Recently, the same Grand Lodge took the decision of an ample opening up to the profane world. Many other Obediences – among which the NGLR – have adopted a similar communications strategy in recent years. There are websites that host debates, magazines, itinerant colloquies. In fact, Freemasonry communicates far more with the general public than many other organizations or than it itself has done previously in her existence, spanning almost three centuries.
What then?
In the first place, we must observe that Freemaonry is not alone in this complicated puzzle which is adored by the adepts of conspiracy theories.
Governments, secret services, circles of the type of the Bilderberg organization or think-tanks of the Trilateral Commission type are to the same extent the target of such theories.
Secondly, conspiracy theories are a predominantly urban type of myth. This myth was born in the 20th century and is specific mainly to industrial and post-industrial societies.
Thirdly, the complex bundle of hypothesis inspired by sensationalism or conspiracy thinking is far from unitary – whereas some place Freemasonry at the center of such theories, others reserve this place for secret services or shadow governments.
Conspiracy theory appeared first in the industrial world, gradually, as social mechanism became more complicated and the possibility that an individual could descry them was reduced more and more. The rural world, dominated by the church and a relatively simple sum of principles, could not have given birth to such theories, which sometimes departed from the individual exasperation that is born in the face of social forces which are difficultly known in their intimate mechanics.
World Wars, senseless slaughters, a concentrationary universe capable of swallowing, like the Moloch, millions and even tens of millions of destinies, scientific innovations that are capable of destroying the world in an instant, all these things could be perceived as compenonts of an occult universe, whose rationality often times escapes the observers. And then it is simpler and more “useful“ to attribute such phenomena to some “global conspiracy“ than to try a difficult and improbable scientific dissection.
Undoubtedly, the best answer to all these theories is not to ignore them and to close up in a superior silence. The UGLE has recognized that this strategy was a mistake. An effort on the part of the Lodges to explain themselves – without ostentation and without becoming tiresome or apologetic – their history and the fundamental role played by Freemasonry in the coming into being of the modern world represents not only a plus, but a must in today’s world. Certainly, this should be done without any illusions that the fervent consumers of conspiracy theories will quickly hide in their warehouses the panoply of different “weapons“ employed in attacks on the Craft.

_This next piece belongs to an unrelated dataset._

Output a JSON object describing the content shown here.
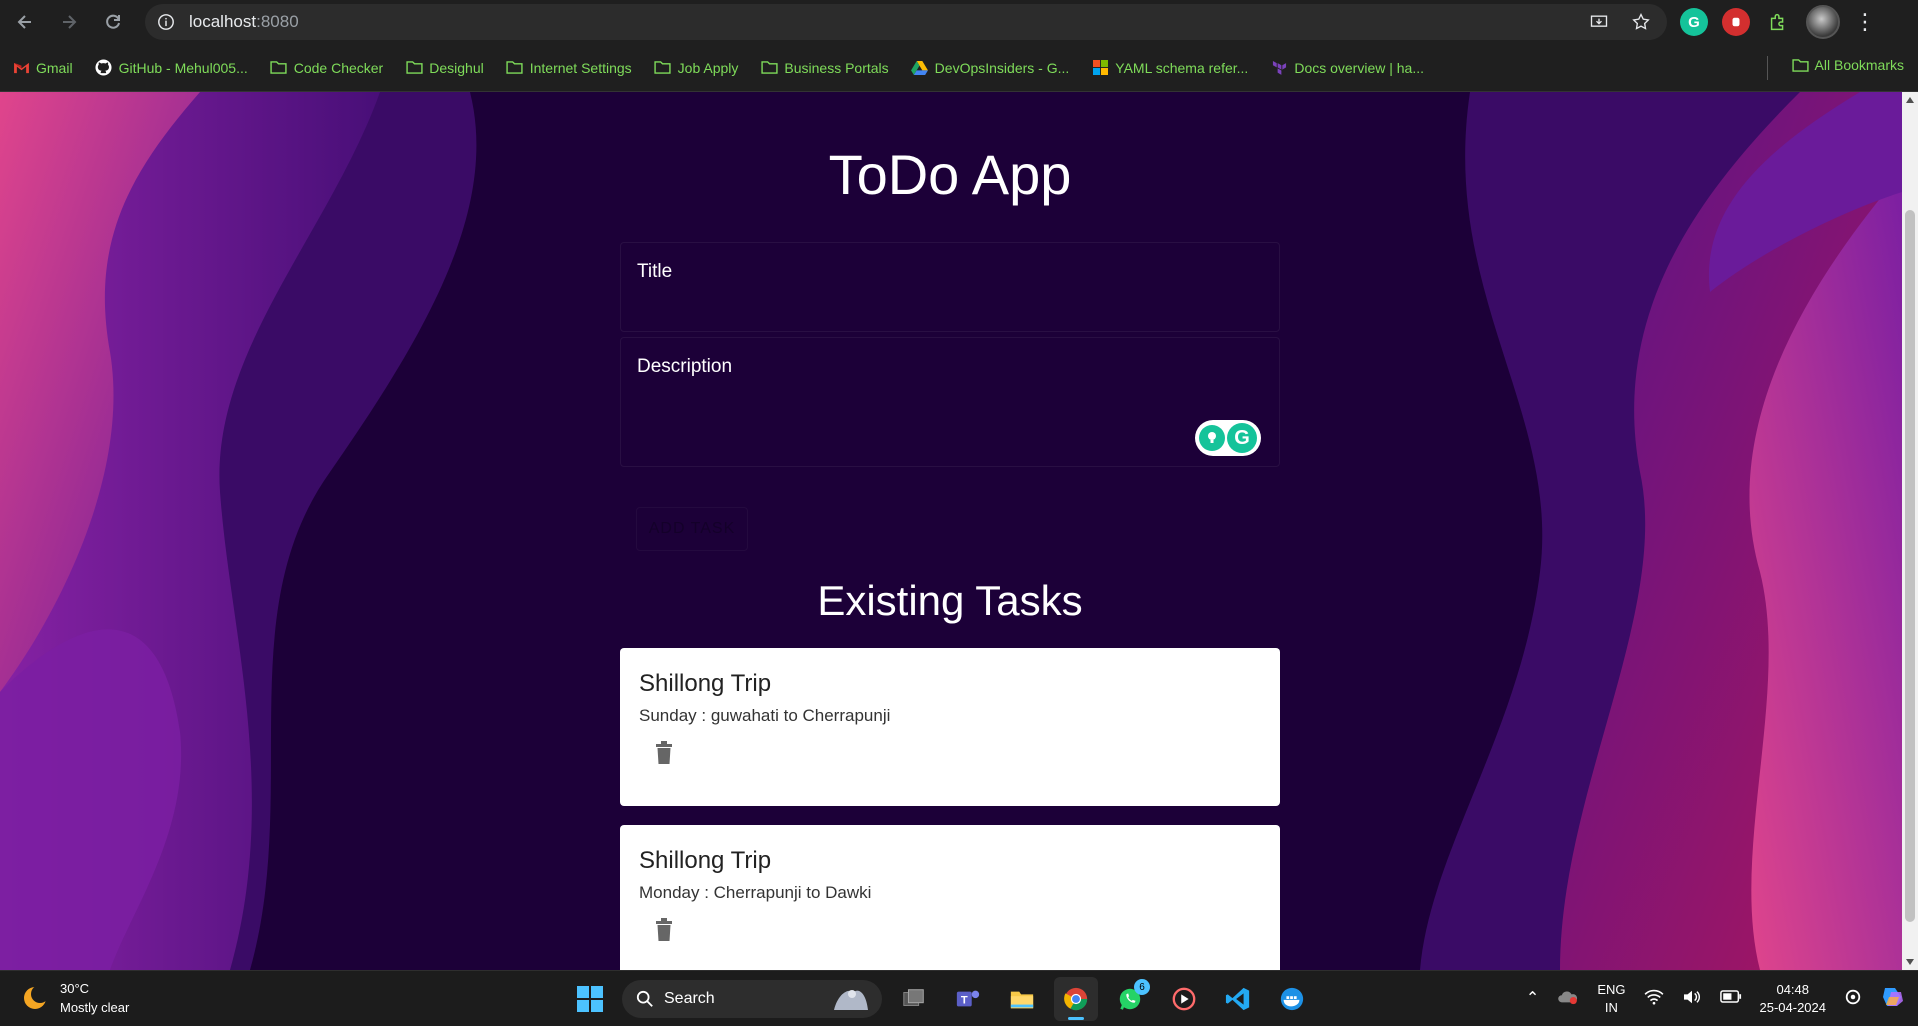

The period in which we have stepped with the coming of the new millennium is, more and more obvious, one of convulsions, of changes of paradigms and of crises of greater or lesser amplitude. Against this background of uncertainty, the public seeks and will continue to seek more and more explanations. And it will depend on the force and the responsibility of the civil society, whether it will offer this public accurate informations, plausible theories and social landmarks, or will permit it to be manipulated by “merchants of nightmares“. And Freemasonry, as an important part of civil society, has the duty, as always in its history, to be in the avant-garde of this process of emancipation.